Fibromyalgia cannot be diagnosed by any lab test, but simple blood tests can rule out other possibilities such as hypothyroidism or autoimmune disease. "One of the most debilitating aspects of the condition outside the pain is brain fog," says Dr. McCrindle. "There is often cognitive impairment, memory loss, trouble concentrating, problems in completing tasks." The difference between fibromyalgia and chronic fatigue can be confusing, she admits: "But chronic fatigue is a pathological fatigue with a viral history. Chronic fatigue does not have the pain associated with fibromyalgia."

But just how is it diagnosed? Because not all fibromyalgia patients will see specialists such as a rheumatologist, primary care physicians can now consult the 2012 Canadian Fibromyalgia Guidelines at www.fmguidelines.ca, written to help patients and their health care providers navigate fibromyalgia's murky waters. But according to Montreal Dr. Mary-Ann Fitzcharles, in the absence of abnormal results from laboratory tests, "clinicians must rely on the time-honoured art of medicine to diagnose fibromyalgia."

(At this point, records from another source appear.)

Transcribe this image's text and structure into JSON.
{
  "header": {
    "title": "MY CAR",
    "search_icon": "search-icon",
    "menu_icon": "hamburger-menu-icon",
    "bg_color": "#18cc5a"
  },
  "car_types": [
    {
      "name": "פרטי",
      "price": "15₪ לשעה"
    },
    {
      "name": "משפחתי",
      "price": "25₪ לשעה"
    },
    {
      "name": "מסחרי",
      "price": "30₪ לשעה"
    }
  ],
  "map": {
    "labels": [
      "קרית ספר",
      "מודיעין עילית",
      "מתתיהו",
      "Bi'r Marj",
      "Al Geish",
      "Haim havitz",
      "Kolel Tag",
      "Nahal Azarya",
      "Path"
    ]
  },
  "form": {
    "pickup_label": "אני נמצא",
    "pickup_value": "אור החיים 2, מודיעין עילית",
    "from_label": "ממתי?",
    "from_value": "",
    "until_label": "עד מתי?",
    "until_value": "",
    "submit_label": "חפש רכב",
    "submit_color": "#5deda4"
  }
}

In a review published last spring in the Canadian Medical Association Journal, Dr. Fitzcharles, Research Institute of the McGill University Health Centre, and her co-authors note that until we know more, "skepticism about the condition will remain." Adds Dr. McCrindle: "There is no magic bullet. It's a slow and steady approach to return to wellness. Regardless of conventional or alternative medicine, you have to go one step at a time to let your body heal."